While both moderate and radical jihadist groups rely on seemingly common strategic principles, their tactics differ. On the one hand, as enumerated in a previous article I wrote on this blog, SIF’s tactics relate more to guerrilla warfare and fit better in the framework of a civil war in which there is no clear imbalance of power between the opposing sides. SIF gradually developed its methods from simple, sporadic improvised explosive devices (IEDs, the type that were/are used in Iraq or Afghanistan) to small-arms ambushes and other classic guerrilla tactics such as hit-and-run raids. Gradually, their growing forces and tactical proficiency eventually made them capable of conducting large-scale sustained assaults on multiple fronts (for instance at Hama, Idlib, Raqqa, Al-Hasakah, Deir al-Zour and Deraa), all the while keeping on resorting to remotely detonated bombs.

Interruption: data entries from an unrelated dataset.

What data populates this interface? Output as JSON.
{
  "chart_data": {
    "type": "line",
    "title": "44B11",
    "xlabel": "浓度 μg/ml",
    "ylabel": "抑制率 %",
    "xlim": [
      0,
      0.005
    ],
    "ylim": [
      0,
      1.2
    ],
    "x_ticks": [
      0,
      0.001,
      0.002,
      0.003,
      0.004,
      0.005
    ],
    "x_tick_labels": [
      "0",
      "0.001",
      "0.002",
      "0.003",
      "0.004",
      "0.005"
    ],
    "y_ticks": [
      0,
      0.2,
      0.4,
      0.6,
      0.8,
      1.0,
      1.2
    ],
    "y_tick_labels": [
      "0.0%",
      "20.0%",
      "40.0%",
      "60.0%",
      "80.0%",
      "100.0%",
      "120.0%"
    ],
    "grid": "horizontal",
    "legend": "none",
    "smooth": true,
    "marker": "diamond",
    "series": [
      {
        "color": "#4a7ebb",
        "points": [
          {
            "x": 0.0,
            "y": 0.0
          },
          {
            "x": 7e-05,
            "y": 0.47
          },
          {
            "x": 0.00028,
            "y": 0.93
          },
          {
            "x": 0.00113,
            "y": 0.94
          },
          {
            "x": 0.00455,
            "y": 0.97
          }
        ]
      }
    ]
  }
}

On the other hand, the tactics employed by the Nusra Front and ISIS, both radical jihadist groups, recall a lot of the transnational revolutionary jihadism employed by Al-Qaeda. Suicide attacks, assassinations of prominent governmental figures, car bombs against the Syrian Army and Hezbollah fighters, kidnappings of Westerners and wealthy Syrians for financial extortion, mass executions of Syrian Army soldiers, attacks over Christian settings, preventive strikes over weak tribes and even attacks on liquor stores were reported by the medias and overwhelmingly attributed to the Nusra Front. Over three quarters of the suicide attacks that took place in Syria over 2012 and 2013 are attributed to or claimed by the Nusra Front. In addition, a Nusra cell was discovered being in possession of 2 kilos of sarin gas last May. ISIS, which also operates in Iraq, and cooperates, at times, with Nusra, goes even further. Medias report attempts at kidnapping foreigners, fights against the fellow rebels of FSA, “liberations” of areas already liberated by the rebels, executions of Alawites, and attacks on Kurdish villages in Syria and of Shi’te places of worship in Iraq. ISIS also claimed responsibility for the successful operation of liberating prisoners from the Iraqi Abu Ghraib prison last July. Bearing in mind the recent surge in violence in Iraq and the porosity of the Syrian-Iraqi border, it is unsurprising that reports are coming from Baghdad blaming the Syrian conflict for the spread of conventional weapons and of fighters of Syrian origin present around the Iraqi capital.
In conclusion, giving up to the alarmist reports that the “terrorists are taking over the Syrian conflict” seems a bit farfetched. Ideologically, the power balance between the secular and the Islamists has indeed budged, but the Al-Qaeda associated radicals employing specific terrorist tactics still represent a small and disunited fraction of the opposition forces. Under such a scenario, it is Jabhat al-Nusra that emerges as the strongest group with an effective pivotal role – it is the only jihadist faction that has good relations with both ISIS and SIF, thus steadily becoming the “deal maker” and the “deal breaker” of the insurgency.